Cuando la prensa fuerte era la escrita, su control se ejercía a través de una empresa gubernamental llamada Productora e Importadora de Papel, S.A. (PIPSA), mediante la que el gobierno controlaba lo que se publicaba en los periódicos. Aquel que se quisiera salir de ese control simple y sencillamente se quedaba sin papel para publicar, de manera que las relaciones entre prensa (en la mayoría de los casos) y gobierno fueron normalmente cordiales, cuando no de complicidad. Las excepciones como el periódico Excelsior de Julio Sherer o la revista ¿Por qué? De Mario Rodríguez Menéndez eran eso, casos muy excepcionales.
El asesinato del influyente columnista Manuel Buendía en mayo de 1984, vendría a cambiar radicalmente las reglas del juego. En efecto, algunos medios y uno que otro periodista se habían salido del huacal del “chayote”, es decir, realizaban su labor al margen de las canonjías que los gobiernos destinaban a controlar lo que se publicaba. Se inauguraba así una práctica gubernamental en la que la oferta de “plata o plomo” para el periodismo, se empezaba a inclinar hacia la última opción.
La creciente presencia del narcotráfico en la vida nacional, en tanto actividad ilegal, no se puede explicar sin una debilidad, también creciente, del aparato estatal. Por eso ambos fenómenos se explican el uno al otro. En su debilidad, el Estado acaba tomando contacto con la fortaleza del crimen organizado, contacto qué, por complicidad o incapacidad, termina en una fusión tal que luego resulta difícil encontrar donde termina uno y donde empieza el otro. Por eso el Comité para la Protección de Periodistas considera a nuestro país como “el más letal” para ejercer el oficio de comunicador. Eso constituye uno más de los múltiples pendientes de la llamada Cuarta Transformación.
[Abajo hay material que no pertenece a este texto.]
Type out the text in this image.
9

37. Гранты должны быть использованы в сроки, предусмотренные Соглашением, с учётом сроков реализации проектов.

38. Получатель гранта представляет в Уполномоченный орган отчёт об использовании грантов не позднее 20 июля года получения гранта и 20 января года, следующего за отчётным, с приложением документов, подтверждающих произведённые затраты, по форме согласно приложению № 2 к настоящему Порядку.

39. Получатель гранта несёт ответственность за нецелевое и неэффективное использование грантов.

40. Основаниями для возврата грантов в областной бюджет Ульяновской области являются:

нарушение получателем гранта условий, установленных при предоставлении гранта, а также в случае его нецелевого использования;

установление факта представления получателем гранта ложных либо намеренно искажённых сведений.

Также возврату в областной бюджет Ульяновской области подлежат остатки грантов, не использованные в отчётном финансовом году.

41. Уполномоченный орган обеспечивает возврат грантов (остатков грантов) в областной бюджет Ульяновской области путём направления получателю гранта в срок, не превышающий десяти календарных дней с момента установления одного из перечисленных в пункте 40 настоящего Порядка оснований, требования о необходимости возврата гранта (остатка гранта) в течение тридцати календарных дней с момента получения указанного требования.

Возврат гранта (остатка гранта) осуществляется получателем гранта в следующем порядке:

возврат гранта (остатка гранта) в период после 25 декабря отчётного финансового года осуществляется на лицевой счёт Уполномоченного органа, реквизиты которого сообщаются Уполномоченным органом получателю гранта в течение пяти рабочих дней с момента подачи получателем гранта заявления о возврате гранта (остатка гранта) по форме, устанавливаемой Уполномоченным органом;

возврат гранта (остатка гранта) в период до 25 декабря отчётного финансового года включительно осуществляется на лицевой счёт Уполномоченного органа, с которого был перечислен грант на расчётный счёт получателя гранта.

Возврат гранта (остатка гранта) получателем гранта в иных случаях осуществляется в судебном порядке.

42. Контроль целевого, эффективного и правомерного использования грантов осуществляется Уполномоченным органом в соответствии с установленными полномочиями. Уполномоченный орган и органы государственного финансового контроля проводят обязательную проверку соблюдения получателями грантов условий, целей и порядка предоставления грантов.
Nada más para dimensionar el reto baste recordar lo que dijo el presidente de la Comisión Nacional de los Derechos Humanos, Luis Raúl González, en el sentido de que más que conmemorar, lo que se requiere es una reflexión en torno a la situación del país en el que se han registrado 48 asesinatos de periodistas desde el año dos mil hasta el pasado 7 de junio. Esta cifra se incrementó luego del homicidio de la periodista Norma Sarabia en Tabasco y pudo abultarse aún más si no se hubiese rescatado golpeado, pero con vida, al reportero veracruzano Marcos Miranda.
El de periodista no es el único oficio que corre riesgos en su ejercicio. En general, la vida humana se ha devaluado en nuestro país y hoy por hoy, vivir en México es más riesgoso que hace treinta o cuarenta años.
La devastación institucional, acentuada por un gobierno que no acaba de entender que lo importante son las personas y no las cosas, exige una reorganización social en la que los ciudadanos organizados asuman cada vez más responsabilidades y el Estado ceda cada vez menos atribuciones. No será fácil ya que quién gobierna lo hace desde la perspectiva de quién se cree depositario de todas las virtudes, y carente de las debilidades humanas.